Bahar berusaha tegar. Putrinya itu telah menghadap Ilahi, sehari sebelumnya. Ajal memang mesti dinanti kapan dan di mana saja. Tua dan sakit bukanlah sebuah penanda untuk menemuinya. Aisyah sehat. Bahkan, semangatnya lagi menggebu-gebu.
Dia baru saja mendapat kabar manis dari Makassar. Almamaternya, Universitas Hasanuddin (Unhas) mengeluarkan surat keputusan untuk mengangkatnya menjadi asisten laboran.
"Saya menemaninya ke Makassar. Di mobil, kami berpuasa bersama," ungkap Bahar.
Keluarganya memang rutin berpuasa dalam sebulan. Selain Senin-Kamis, puasa 13, 14, dan 15 pun tak luput. Bahar bercerita, sebelum bertolak ke Makassar, perangai Aisyah memang sontak mengejutkan.
"Saya kira ada barangnya yang terjatuh.
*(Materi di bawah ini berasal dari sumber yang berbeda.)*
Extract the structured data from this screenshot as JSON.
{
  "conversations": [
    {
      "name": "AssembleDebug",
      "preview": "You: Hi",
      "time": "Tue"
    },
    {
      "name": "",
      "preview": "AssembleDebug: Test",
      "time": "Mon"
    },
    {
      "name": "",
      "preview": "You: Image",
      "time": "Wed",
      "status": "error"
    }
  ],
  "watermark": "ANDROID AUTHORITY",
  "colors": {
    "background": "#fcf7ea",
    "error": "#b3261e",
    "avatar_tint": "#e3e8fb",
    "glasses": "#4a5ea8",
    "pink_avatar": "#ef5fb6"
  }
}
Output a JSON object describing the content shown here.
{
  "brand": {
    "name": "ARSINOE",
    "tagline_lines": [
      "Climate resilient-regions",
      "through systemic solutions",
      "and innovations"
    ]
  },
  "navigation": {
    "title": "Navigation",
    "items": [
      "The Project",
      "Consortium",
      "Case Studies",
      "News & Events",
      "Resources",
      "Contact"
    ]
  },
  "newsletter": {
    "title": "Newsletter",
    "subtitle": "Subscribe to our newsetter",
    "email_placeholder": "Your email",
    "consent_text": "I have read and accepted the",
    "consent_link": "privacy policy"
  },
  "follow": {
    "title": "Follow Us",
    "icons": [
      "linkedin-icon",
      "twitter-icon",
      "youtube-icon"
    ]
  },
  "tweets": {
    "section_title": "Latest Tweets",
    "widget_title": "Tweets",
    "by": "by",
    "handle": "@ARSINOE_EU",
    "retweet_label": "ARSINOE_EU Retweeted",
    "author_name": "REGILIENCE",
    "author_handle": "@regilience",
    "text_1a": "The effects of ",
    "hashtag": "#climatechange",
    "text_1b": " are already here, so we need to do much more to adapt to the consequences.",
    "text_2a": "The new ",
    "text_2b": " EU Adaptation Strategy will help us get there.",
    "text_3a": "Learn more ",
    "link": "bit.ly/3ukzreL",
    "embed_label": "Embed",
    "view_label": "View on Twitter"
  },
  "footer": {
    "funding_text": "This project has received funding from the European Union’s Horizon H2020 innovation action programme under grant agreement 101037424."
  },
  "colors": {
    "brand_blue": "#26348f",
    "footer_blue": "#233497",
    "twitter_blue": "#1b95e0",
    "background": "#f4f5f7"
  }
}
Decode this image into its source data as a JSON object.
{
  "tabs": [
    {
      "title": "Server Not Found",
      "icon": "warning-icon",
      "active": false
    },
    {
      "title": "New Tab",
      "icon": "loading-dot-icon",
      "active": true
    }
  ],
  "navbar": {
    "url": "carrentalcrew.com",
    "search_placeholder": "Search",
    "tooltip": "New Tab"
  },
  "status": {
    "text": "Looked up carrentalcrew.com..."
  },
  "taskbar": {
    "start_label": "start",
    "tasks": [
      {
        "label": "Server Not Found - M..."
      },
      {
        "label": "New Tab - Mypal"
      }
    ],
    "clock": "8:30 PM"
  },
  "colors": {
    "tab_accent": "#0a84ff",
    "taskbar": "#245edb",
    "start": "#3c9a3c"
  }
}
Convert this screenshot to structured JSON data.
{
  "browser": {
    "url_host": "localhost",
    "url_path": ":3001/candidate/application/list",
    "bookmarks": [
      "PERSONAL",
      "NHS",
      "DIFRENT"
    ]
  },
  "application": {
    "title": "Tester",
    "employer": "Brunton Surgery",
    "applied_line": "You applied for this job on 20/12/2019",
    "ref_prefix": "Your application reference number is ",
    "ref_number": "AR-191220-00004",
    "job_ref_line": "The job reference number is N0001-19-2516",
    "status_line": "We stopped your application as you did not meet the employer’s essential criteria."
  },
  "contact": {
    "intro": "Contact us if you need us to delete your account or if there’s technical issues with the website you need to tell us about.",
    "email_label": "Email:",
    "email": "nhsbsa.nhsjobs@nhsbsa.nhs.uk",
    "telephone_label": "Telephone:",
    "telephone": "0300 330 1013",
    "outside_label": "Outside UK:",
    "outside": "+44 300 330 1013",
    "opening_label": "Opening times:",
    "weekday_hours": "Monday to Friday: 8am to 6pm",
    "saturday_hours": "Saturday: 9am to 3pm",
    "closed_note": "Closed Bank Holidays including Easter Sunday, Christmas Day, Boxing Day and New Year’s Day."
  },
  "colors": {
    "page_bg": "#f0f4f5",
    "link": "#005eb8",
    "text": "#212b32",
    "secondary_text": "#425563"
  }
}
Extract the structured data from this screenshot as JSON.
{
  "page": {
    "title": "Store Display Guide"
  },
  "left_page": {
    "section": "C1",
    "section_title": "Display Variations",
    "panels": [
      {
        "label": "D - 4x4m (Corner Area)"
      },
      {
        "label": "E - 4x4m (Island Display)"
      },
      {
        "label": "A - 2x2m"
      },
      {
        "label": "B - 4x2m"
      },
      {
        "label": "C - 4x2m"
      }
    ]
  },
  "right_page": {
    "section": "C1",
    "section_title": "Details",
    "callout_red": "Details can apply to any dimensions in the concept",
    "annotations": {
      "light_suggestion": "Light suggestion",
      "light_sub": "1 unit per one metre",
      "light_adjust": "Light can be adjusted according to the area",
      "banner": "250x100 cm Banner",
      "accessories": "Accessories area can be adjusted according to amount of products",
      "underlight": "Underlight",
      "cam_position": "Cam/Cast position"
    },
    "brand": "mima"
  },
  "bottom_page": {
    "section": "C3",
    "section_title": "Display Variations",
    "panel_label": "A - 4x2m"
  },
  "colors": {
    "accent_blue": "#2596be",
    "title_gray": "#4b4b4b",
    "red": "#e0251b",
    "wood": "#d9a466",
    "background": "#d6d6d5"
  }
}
Ternyata dia mencari kaki ibunya, lalu dicium. Tak hanya itu, dia (Aisyah) meminta untuk ditemani ke rumah tantenya. Dicium juga kakinya," beber dia.
Di tengah hangatnya perbincangan, anak ketujuhnya, Andi Muhammad Ikhsan Mansyurin, tiba-tiba menyela. Dia pun sangat terpukul dan masih tak percaya kehilangan sang kakak.
"Kemarin (Kamis), masih sempatka na chat, ingat bangun salat Subuh," ujar Iccang, sapaan karibnya.
Dia pun mengungkapkan, Aisyah sempat meminta izin kepadanya sebelum membawa cucian ke penatu. Tanpa sebab musabab, Ikhsan tiba-tiba menawarkan diri untuk menyelesaikan tumpukan pakaian itu.
"Biasanya, dia yang sering cucikan bajuku. Saya memang pernahji cucikanki bajunya juga, tapi sedikitji. Baruka mau cucikanki, tapi tidak sempatmi ini," ungkapnya lirih.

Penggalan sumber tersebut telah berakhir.